Template: Dimension

Loading data to a dimension is straight forward. Prepare the data in a stage table and load it to dimension. The interesting stuff is how to define and load the dimension.

What are the requirements:

Stage

Nothing special. Just make sure that the business key is unique.

Dimensions

This has taken me some time to figure out all rules how to build a dimension fast and properly.

The primary key of a dimension is the surrogate key. It is usually an integer identity column start counting from 1 upwards.

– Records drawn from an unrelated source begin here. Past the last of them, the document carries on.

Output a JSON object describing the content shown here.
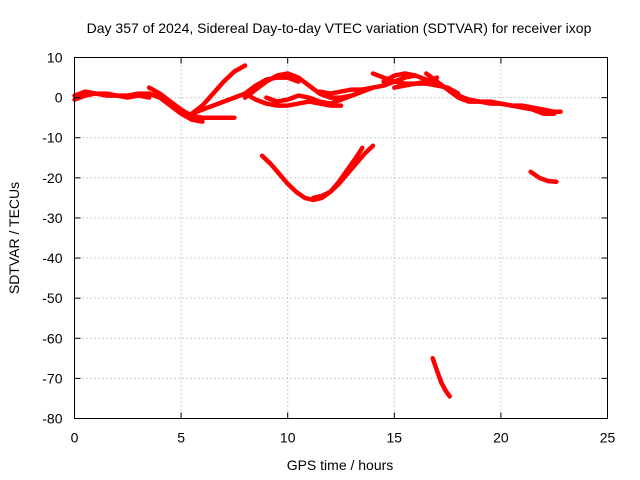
{
  "chart_data": {
    "type": "line",
    "title": "Day 357 of 2024, Sidereal Day-to-day VTEC variation (SDTVAR) for receiver ixop",
    "xlabel": "GPS time / hours",
    "ylabel": "SDTVAR / TECUs",
    "xlim": [
      0,
      25
    ],
    "ylim": [
      -80,
      10
    ],
    "xticks": [
      0,
      5,
      10,
      15,
      20,
      25
    ],
    "yticks": [
      -80,
      -70,
      -60,
      -50,
      -40,
      -30,
      -20,
      -10,
      0,
      10
    ],
    "grid": true,
    "series_color": "#ff0000",
    "series": [
      {
        "name": "arc-early-flat",
        "x": [
          0,
          0.5,
          1,
          1.5,
          2,
          2.5,
          3,
          3.5
        ],
        "y": [
          -0.5,
          0.5,
          1,
          0.5,
          0.5,
          0.5,
          1,
          1
        ]
      },
      {
        "name": "arc-early-flat-b",
        "x": [
          0,
          0.5,
          1,
          1.5,
          2,
          2.5,
          3,
          3.5
        ],
        "y": [
          0.5,
          1.5,
          1,
          1,
          0.5,
          0,
          0.5,
          0
        ]
      },
      {
        "name": "arc-dip-a",
        "x": [
          3.5,
          4,
          4.5,
          5,
          5.5,
          6,
          6.5,
          7,
          7.5
        ],
        "y": [
          2.5,
          1,
          -1,
          -3,
          -4.5,
          -5,
          -5,
          -5,
          -5
        ]
      },
      {
        "name": "arc-dip-b",
        "x": [
          2.5,
          3.5,
          4,
          4.5,
          5,
          5.5,
          6
        ],
        "y": [
          0.5,
          1,
          0,
          -2,
          -4,
          -5.5,
          -6
        ]
      },
      {
        "name": "arc-rise-a",
        "x": [
          5.5,
          6,
          6.5,
          7,
          7.5,
          8
        ],
        "y": [
          -4,
          -2,
          1,
          4,
          6.5,
          8
        ]
      },
      {
        "name": "arc-rise-b",
        "x": [
          5.5,
          6,
          6.5,
          7,
          7.5,
          8,
          8.5,
          9,
          9.5,
          10,
          10.5
        ],
        "y": [
          -4,
          -3,
          -2,
          -1,
          0,
          1,
          3,
          4.5,
          5,
          5,
          4
        ]
      },
      {
        "name": "arc-mid-a",
        "x": [
          8,
          8.5,
          9,
          9.5,
          10,
          10.5,
          11,
          11.5,
          12,
          12.5,
          13
        ],
        "y": [
          0,
          2,
          4,
          5.5,
          6,
          5,
          3,
          1,
          0,
          0,
          0.5
        ]
      },
      {
        "name": "arc-mid-b",
        "x": [
          8,
          8.5,
          9,
          9.5,
          10,
          10.5,
          11,
          11.5,
          12,
          12.5
        ],
        "y": [
          1,
          -0.5,
          -1.5,
          -2,
          -2,
          -1.5,
          -1,
          -1.5,
          -2,
          -2
        ]
      },
      {
        "name": "arc-mid-c",
        "x": [
          9,
          9.5,
          10,
          10.5,
          11,
          11.5,
          12,
          12.5,
          13,
          13.5,
          14
        ],
        "y": [
          0,
          -1,
          -0.5,
          0.5,
          0,
          -1,
          -1.5,
          -0.5,
          0.5,
          1.5,
          2.5
        ]
      },
      {
        "name": "arc-mid-d",
        "x": [
          11.5,
          12,
          12.5,
          13,
          13.5,
          14,
          14.5,
          15,
          15.5,
          16
        ],
        "y": [
          1.5,
          1,
          1.5,
          2,
          2,
          2.5,
          3,
          4,
          5,
          5.5
        ]
      },
      {
        "name": "arc-high-a",
        "x": [
          14,
          14.5,
          15,
          15.5,
          16,
          16.5,
          17
        ],
        "y": [
          6,
          5,
          4,
          3.5,
          3.5,
          4,
          5
        ]
      },
      {
        "name": "arc-high-b",
        "x": [
          15,
          15.5,
          16,
          16.5,
          17,
          17.5,
          18
        ],
        "y": [
          2.5,
          3,
          3.5,
          3.5,
          3,
          2.5,
          1
        ]
      },
      {
        "name": "arc-high-c",
        "x": [
          14.5,
          15,
          15.5,
          16,
          16.5,
          17
        ],
        "y": [
          4,
          5.5,
          6,
          5.5,
          4.5,
          3.5
        ]
      },
      {
        "name": "arc-late-a",
        "x": [
          16.5,
          17,
          17.5,
          18,
          18.5,
          19,
          19.5,
          20,
          20.5,
          21,
          21.5,
          22,
          22.5,
          22.8
        ],
        "y": [
          6,
          4,
          2,
          0,
          -1,
          -1,
          -1.5,
          -1.5,
          -2,
          -2,
          -2.5,
          -3,
          -3.5,
          -3.5
        ]
      },
      {
        "name": "arc-late-b",
        "x": [
          18,
          18.5,
          19,
          19.5,
          20,
          20.5,
          21,
          21.5,
          22,
          22.5
        ],
        "y": [
          0.5,
          -0.5,
          -1,
          -1,
          -1.5,
          -2,
          -2.5,
          -3,
          -4,
          -4
        ]
      },
      {
        "name": "arc-u-a",
        "x": [
          8.8,
          9.2,
          9.6,
          10,
          10.4,
          10.8,
          11.2,
          11.6,
          12,
          12.4,
          12.8,
          13.2,
          13.5
        ],
        "y": [
          -14.5,
          -16.5,
          -19,
          -21.5,
          -23.5,
          -25,
          -25.5,
          -25,
          -23.5,
          -21,
          -18,
          -15,
          -12.5
        ]
      },
      {
        "name": "arc-u-b",
        "x": [
          11.2,
          11.6,
          12,
          12.4,
          12.8,
          13.2,
          13.6,
          14
        ],
        "y": [
          -25,
          -24.5,
          -23.5,
          -21.5,
          -19,
          -16.5,
          -14,
          -12
        ]
      },
      {
        "name": "arc-right-small",
        "x": [
          21.4,
          21.8,
          22.2,
          22.6
        ],
        "y": [
          -18.5,
          -20,
          -20.8,
          -21
        ]
      },
      {
        "name": "arc-bottom",
        "x": [
          16.8,
          17,
          17.2,
          17.4,
          17.6
        ],
        "y": [
          -65,
          -68,
          -71,
          -73,
          -74.5
        ]
      }
    ]
  }
}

But when working with it, I found a lot of exceptions. Especially around zero keys. What is the zero key? It is the record used when no value is defined (aka NULL) in the fact table.

I got confused because the feature is called zero key. It implies that this record is always of the value 0. But in Data Vault, we define missing values as -1. Should I use here also -1 as unknown value? I decided to go with 0 because maybe I need to revert back to WhereScape standard functionality with SCD stuff and so on and WhereScape defines it as 0.

But then I hit dimensions where 0 couldn’t be the zero key. Then the argument came that we shouldn’t give meaning to the surrogate key. But people do. E.g. the key in the date dimension is usually in the form of yyyymmdd. And then I read that the zero key of the date dimension should be something in the future because otherwise the data would be in the same partition as old data.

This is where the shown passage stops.